Exercises for Sciatica Caused by Spinal Stenosis

Exercise video demonstrates 3 exercises help manage sciatica.

Exercise is an important part of your doctor’s multi-disciplinary treatment plan that may help relieve sciatica symptoms often caused by lumbar spinal stenosis. Sciatica is also called lumbar radiculopathy because low back spinal stenosis is a nerve compression disorder. When the sciatic nerve is compressed it irritates the nerve causing it to send or radiate (radiculopathy) pain signals from the low back into the affected buttock and downward into one leg—sometimes below the knee and into the foot. Three low-impact sciatica exercises are demonstrated in the video and written instructions with illustrations are provided below.

What can exercise do to help relieve sciatica symptoms?

Exercise stimulates your body to release endorphins—your body’s natural pain relievers. Furthermore, the three exercises featured in this video and described/ illustrated below, can help keep you active and build core body strength to support your lower back and possibly prevent a new sciatica episode.

The goal of these 3 exercises is to encourage your leg pain and foot pain to move upward from your lower extremity (leg) into the low back. This process is called centralization or localization. It will take some time for leg and/or foot pain to diminish and “centralize” into your lower back. By persevering in a regular home exercise program can help you make a positive difference in reducing sciatica.

3 Sciatica Exercises for Sciatic Nerve Pain Caused by Low Back Spinal Stenosis
Pelvic tilt exercise illustration.Pelvic tilts can help you gently stretch your low back. Photo Source: 123RF.com.

Pelvic Tilts

Purpose: Strengthen the lower abdominal muscles and stretch the low back.

How to perform a pelvic tilt:

  • Lie on your back.
  • Exhale while tightening your abdominal muscles so that your belly button moves toward the floor and flattens your lower back.
  • Hold the position for 5 seconds.
  • Repeat the pelvic tilt 10 times and hold the position for 5 seconds each time.

How can I test my pelvic tilt performance?

  • Place your pinky finger on your right or left hip and stretch your thumb up to your lowest rib on the same side.
  • If you are doing the exercise correctly, as you tighten your abdominal muscles, the distance between your pinky finger and thumb should decrease.

Alternating knee to chest stretches, picture illustration.Alternating knee to chest stretches may help reduce low back pain.
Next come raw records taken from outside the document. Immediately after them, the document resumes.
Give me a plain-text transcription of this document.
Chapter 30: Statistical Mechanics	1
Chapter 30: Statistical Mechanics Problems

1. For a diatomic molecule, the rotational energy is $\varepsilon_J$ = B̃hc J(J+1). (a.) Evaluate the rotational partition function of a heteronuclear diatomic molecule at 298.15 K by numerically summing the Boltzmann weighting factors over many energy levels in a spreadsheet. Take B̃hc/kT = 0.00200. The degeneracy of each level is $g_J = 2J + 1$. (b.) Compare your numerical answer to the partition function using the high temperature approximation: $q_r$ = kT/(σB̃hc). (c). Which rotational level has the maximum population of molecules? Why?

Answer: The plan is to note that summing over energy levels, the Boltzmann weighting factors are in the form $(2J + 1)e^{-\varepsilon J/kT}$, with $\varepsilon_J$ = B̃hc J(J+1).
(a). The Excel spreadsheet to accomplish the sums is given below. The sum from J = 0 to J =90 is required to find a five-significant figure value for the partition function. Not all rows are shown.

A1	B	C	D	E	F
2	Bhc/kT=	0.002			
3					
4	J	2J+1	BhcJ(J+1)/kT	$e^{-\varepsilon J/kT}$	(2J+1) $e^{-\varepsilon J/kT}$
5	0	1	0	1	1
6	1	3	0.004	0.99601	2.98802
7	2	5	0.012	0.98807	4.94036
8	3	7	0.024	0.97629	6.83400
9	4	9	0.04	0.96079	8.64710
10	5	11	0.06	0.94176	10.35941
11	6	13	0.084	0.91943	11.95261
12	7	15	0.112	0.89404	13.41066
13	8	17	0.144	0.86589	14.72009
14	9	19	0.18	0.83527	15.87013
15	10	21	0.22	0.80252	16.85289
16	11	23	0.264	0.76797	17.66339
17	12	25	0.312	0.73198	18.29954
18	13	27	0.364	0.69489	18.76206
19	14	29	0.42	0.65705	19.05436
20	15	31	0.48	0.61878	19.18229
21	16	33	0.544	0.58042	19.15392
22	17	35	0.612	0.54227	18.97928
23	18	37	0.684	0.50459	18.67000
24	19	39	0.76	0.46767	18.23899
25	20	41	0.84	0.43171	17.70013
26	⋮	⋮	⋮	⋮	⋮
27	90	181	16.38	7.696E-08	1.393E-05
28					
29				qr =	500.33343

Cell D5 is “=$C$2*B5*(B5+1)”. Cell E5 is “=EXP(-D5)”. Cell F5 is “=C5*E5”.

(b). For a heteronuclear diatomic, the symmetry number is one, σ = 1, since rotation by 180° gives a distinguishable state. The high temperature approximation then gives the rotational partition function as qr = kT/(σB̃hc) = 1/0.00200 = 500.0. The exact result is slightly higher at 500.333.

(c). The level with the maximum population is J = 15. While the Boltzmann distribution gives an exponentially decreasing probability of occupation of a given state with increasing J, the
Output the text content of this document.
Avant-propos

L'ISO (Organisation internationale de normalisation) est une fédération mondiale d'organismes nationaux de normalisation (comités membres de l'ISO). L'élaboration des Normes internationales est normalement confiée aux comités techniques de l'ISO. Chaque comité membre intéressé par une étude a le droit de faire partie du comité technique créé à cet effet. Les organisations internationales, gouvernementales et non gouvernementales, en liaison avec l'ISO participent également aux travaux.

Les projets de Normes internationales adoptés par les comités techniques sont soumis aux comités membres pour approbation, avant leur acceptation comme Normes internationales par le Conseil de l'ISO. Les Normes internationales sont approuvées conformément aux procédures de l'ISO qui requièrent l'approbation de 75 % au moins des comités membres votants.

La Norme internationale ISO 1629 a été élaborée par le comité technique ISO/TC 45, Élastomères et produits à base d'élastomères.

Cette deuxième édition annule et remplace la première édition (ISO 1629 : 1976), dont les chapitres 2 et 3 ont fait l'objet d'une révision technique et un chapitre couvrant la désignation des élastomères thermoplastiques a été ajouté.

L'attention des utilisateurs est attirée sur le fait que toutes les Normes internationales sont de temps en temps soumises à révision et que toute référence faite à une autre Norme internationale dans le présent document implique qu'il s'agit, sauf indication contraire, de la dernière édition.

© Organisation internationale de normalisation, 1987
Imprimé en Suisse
Photo Source: 123RF.com

Knee to Chest

Purpose: Help reduce low back nerve compression and sciatica.

How to perform a knee to chest exercise:

  • Lie on your back with your legs straight.
  • Raise one knee.
  • Place your hands on the bent knee and pull it toward your chest.
  • Hold for 10 seconds.
  • Repeat the movement with the opposite knee.
  • Perform the knee to chest movement 3 to 5 times holding the position for 10 seconds each time.

Next, raise both knees.

  • Wrap your arms around your knees and pull both knees toward your chest.
  • Hold for 10 seconds.
  • Repeat the double knee-to-chest movement 3 to 5 times and the position for 10 seconds each time.

Lower trunk rotation, picture illustration.Modified version of the lower trunk rotation demonstrated in the video. Photo Source: 123RF.com.

Lower Trunk Rotations

Purpose: Increase low back mobility and flexibility.

How to perform a lower trunk rotation:

  • Lie on your back, both knees bent and feet flat on the floor (called the hook lying position).
  • Keep both knees together and rotate your knees to one side.
  • Hold for 3 to 5 seconds. You should feel a stretch in your lower back and hip areas.
  • Next, contract your abdominal muscles and rotate both knees to the opposite side and hold for 3 to 5 seconds.
  • Repeat up to 10 times on each side.

Sciatica and Lumbar Spinal Stenosis Exercise Pointers

This video is a general guideline. You should not perform any of the exercises shown here unless guided by your spine specialist, such as an orthopaedic surgeon, neurosurgeon, pain management specialist, or physical therapist.

Your spinal stenosis treatment specialists understand sciatica and lumbar spinal stenosis and are best equipped to help formulate an exercise program that sets reasonable expectations without compromising your goals increasing your activities.

Starting any exercise program is challenging, especially when you have low back and leg pain. On the days you are feeling great remember not to push yourself too hard. You don’t want to experience a setback by over doing it and possibly aggravating sciatica symptoms.

  • Remember, if you experience new pain, pain that worsens or other symptoms (eg, leg weakness, numbness, tingling), please contact your treating doctor or healthcare provider.